Поднимаясь на трибуну XX съезда с докладом, Хрущев чувствовал себя освободившимся от груза свершенных им преступлений. Все улики против него, как он считал, уничтожены. Никто не сможет сказать, что у него руки в крови, и теперь можно смело свои грехи списать на чужой счет. С этой задачей он успешно справился. Со страниц доклада вставал страшный облик Сталина-диктатора, Сталина-садиста, Сталина-тирана, организатора массовых убийств безвинных и честных коммунистов, бездарного главы государства, а также бездарного Верховного Главнокомандующего, возомнившего себя великим полководцем. Он как ловкий циркач на глазах у публики жонглировал и искажал факты, трактуя их по-своему.

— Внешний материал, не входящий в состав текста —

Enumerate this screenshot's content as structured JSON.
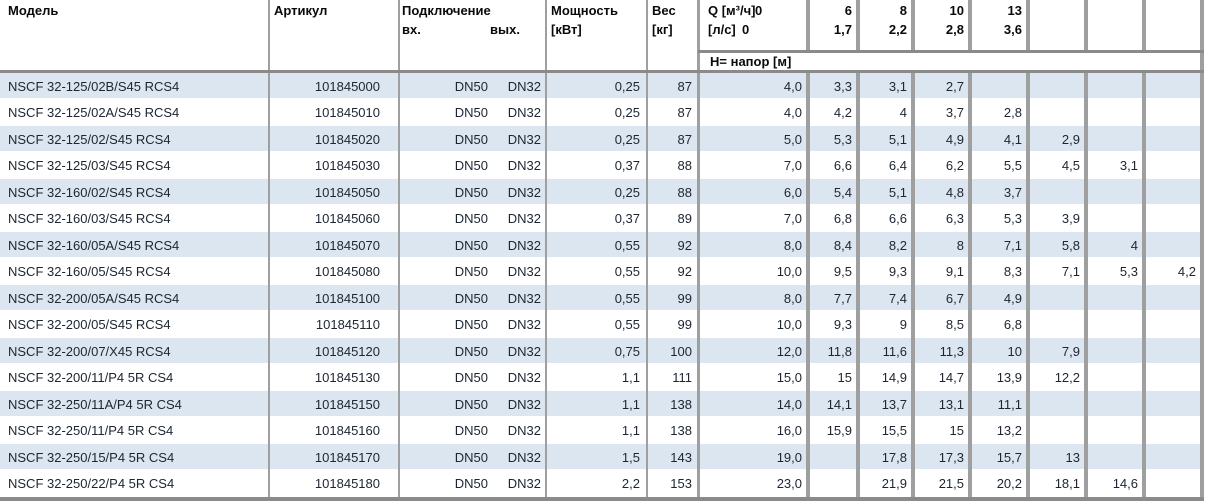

Очень свободно и произвольно истолковывал Хрущев ленинское письмо к съезду, известное в партии и народе как «завещание» Владимира Ильича. Никита Сергеевич цитировал письмо выборочно, выделив из него только одно замечание Ленина в адрес Сталина, и не сообщив, что оно наиболее мягкое по сравнению с критикой остальных соратников: Троцкого, Каменева, Зиновьева, Бухарина… На это обратил внимание и Каганович, работавший долгие годы бок о бок со Сталиным и отлично знавший о взаимоотношениях в высших кругах власти. Говоря о замечаниях В.И. Ленина к Сталину, он подчеркивал в воспоминаниях, что Ленин написал осторожно или, может быть, условно:
«…предлагаю товарищам обдумать способ перемещения Сталина с этого места». Ленин при свойственной ему прямоте мог просто предложить снять Сталина и выдвинуть такого-то. Однако он не сделал этого. Он только предложил «обсудить способ перемещения…»
Хрущев ничего не сказал об обстоятельствах написания письма Владимиром Ильичем. Он умолчал, что Ленин в это время тяжело был болен, и его душевное состояние было нарушено. Фраза Владимира Ильича: «Сталин слишком груб…», которой постоянно спекулировали оппозиционеры и которую подхватил и использовал Хрущев в докладе, родилась не на пустом месте, а была спровоцирована Надеждой Константиновной Крупской.
Все началось с того, что Политбюро поручило Сталину позаботиться о создании нормальных условий для лечения Владимира Ильича – создать спокойную обстановку, не сообщать об острых проблемах, возникающих в партии и государстве, словом – оградить от излишних волнений. Однако Надежда Константиновна решила действовать по-своему. «О чем можно и о чем нельзя говорить с Ильичем, – сообщила она своим друзьям Каменеву и Зиновьеву. – Я знаю лучше всякого врача и, во всяком случае, лучше Сталина».
Естественно, в этих условиях Сталину ничего не оставалось другого, как сделать ей замечание. По-видимому, это было сделано в резкой форме.